Take the night, some years ago, when my wife and I were going to dinner at a friend's house in Dhobi Talao, Bombay. It was raining. As we hurried towards the house, I noticed a car pulling out from the kerb. Just ahead, another car was waiting to back into the parking. But before he could do so, another car came up from behind and sneaked into the spot. 'That's a dirty trick', I thought.

While my wife went ahead into our friend's house, I stepped into the street to give the guilty driver a piece of my mind. A man rolled down the window.

"Hey", I said, "this parking space belongs to that guy". I gestured towards the man ahead who was looking back angrily. I thought I was being a good Samaritan—and I remember that at that moment I was feeling quite tough.

"Mind your own business," the driver told me.

"No", I said. "You don't understand. That fellow was waiting to back into this space."

Things quickly heated up until finally he leapt out of the car. My God, he was colossal! He grabbed me and bent me back over the hood of his car as if I were a rag doll. The rain water stung my face. I glanced at the other driver looking for help but he sped away.

The huge man shook his rock of a fist at me and told me to beat it.

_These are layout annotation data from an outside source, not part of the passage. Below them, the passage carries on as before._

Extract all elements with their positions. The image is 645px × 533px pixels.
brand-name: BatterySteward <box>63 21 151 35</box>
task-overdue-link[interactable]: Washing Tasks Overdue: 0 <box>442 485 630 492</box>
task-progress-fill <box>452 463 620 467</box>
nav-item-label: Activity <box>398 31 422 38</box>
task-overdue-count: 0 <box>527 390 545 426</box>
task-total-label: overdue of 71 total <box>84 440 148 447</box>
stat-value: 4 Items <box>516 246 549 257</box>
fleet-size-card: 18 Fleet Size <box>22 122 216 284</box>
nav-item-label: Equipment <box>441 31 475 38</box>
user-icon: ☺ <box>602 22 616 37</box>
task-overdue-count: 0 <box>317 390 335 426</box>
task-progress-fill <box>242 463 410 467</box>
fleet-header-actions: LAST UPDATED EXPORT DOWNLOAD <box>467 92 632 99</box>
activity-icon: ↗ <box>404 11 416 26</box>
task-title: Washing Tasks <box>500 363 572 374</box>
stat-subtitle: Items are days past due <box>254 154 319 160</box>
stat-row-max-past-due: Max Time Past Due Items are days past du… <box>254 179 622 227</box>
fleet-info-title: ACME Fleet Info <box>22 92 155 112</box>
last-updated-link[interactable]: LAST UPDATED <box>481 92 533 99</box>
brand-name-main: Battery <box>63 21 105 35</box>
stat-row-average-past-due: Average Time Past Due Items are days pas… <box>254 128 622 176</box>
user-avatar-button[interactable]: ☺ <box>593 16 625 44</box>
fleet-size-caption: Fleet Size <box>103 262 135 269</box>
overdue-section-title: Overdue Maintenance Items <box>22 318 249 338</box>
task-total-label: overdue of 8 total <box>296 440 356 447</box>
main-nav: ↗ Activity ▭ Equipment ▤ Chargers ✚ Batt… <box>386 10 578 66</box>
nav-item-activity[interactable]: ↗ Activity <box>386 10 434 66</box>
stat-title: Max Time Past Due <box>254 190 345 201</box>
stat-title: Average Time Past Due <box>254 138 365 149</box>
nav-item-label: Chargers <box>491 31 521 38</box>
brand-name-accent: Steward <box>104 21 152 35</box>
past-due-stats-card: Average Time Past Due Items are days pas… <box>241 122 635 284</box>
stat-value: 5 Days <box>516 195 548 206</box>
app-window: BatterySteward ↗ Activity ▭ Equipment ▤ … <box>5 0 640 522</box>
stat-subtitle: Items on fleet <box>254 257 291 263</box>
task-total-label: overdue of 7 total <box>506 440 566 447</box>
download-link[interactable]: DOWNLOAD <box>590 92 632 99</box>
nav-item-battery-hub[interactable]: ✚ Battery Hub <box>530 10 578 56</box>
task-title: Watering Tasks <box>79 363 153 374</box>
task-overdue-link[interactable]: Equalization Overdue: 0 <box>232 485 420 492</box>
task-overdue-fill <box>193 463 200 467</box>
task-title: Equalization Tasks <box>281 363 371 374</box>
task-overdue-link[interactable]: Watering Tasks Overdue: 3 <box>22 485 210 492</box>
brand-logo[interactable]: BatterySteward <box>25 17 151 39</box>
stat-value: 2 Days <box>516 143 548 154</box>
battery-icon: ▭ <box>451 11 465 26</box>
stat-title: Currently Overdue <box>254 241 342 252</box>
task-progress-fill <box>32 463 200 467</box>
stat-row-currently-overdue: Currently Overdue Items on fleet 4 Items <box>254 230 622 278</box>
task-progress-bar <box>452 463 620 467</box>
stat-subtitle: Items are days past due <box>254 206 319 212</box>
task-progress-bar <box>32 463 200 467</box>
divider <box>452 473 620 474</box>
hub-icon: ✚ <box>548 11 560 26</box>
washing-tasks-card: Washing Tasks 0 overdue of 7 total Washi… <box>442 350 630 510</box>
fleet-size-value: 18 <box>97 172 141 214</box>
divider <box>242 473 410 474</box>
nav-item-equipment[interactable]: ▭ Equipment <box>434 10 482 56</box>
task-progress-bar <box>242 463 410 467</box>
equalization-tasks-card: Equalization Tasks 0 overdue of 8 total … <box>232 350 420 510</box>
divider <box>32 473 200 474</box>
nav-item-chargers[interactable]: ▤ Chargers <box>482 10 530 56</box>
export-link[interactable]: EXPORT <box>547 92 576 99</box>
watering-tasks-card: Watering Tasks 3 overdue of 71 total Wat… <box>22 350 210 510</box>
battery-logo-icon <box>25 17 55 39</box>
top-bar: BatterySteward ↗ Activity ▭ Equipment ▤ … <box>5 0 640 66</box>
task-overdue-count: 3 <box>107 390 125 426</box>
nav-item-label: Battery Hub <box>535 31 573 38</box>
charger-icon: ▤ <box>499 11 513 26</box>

Almost in a panic, I scrambled to my friend's front door. As a former athlete, as a man, I felt utterly humiliated. Seeing that I was shaken, my wife and friends asked me what had happened. All I could bring myself to say was that I had an argument about a parking space. They had the sensitivity to let it go at that.

I sat stunned. Perhaps half an hour later, the doorbell rang. My blood ran cold. For some reason I was sure that the bruiser had returned for me. My hostess got up to answer it but I stopped her. I felt morally bound to answer it myself. I walked down the corridor with dread. Yet I knew I had to face up my fear. I opened the door. There he stood, towering.

"I came back to apologize, “he said in a low voice. "When I got home, I said to myself, what right did I have to do that? I'm ashamed of myself. All I can tell you is that today was a bad day for me. Things just went wrong. I'm not myself. I hope you'll accept my apology."

I often remember that big man. I think of the effort and courage it took for him to come back to apologize. He was man at his best.

And I remember that after I closed the door, my eyes blurred as I stood in the corridor for a few moments alone.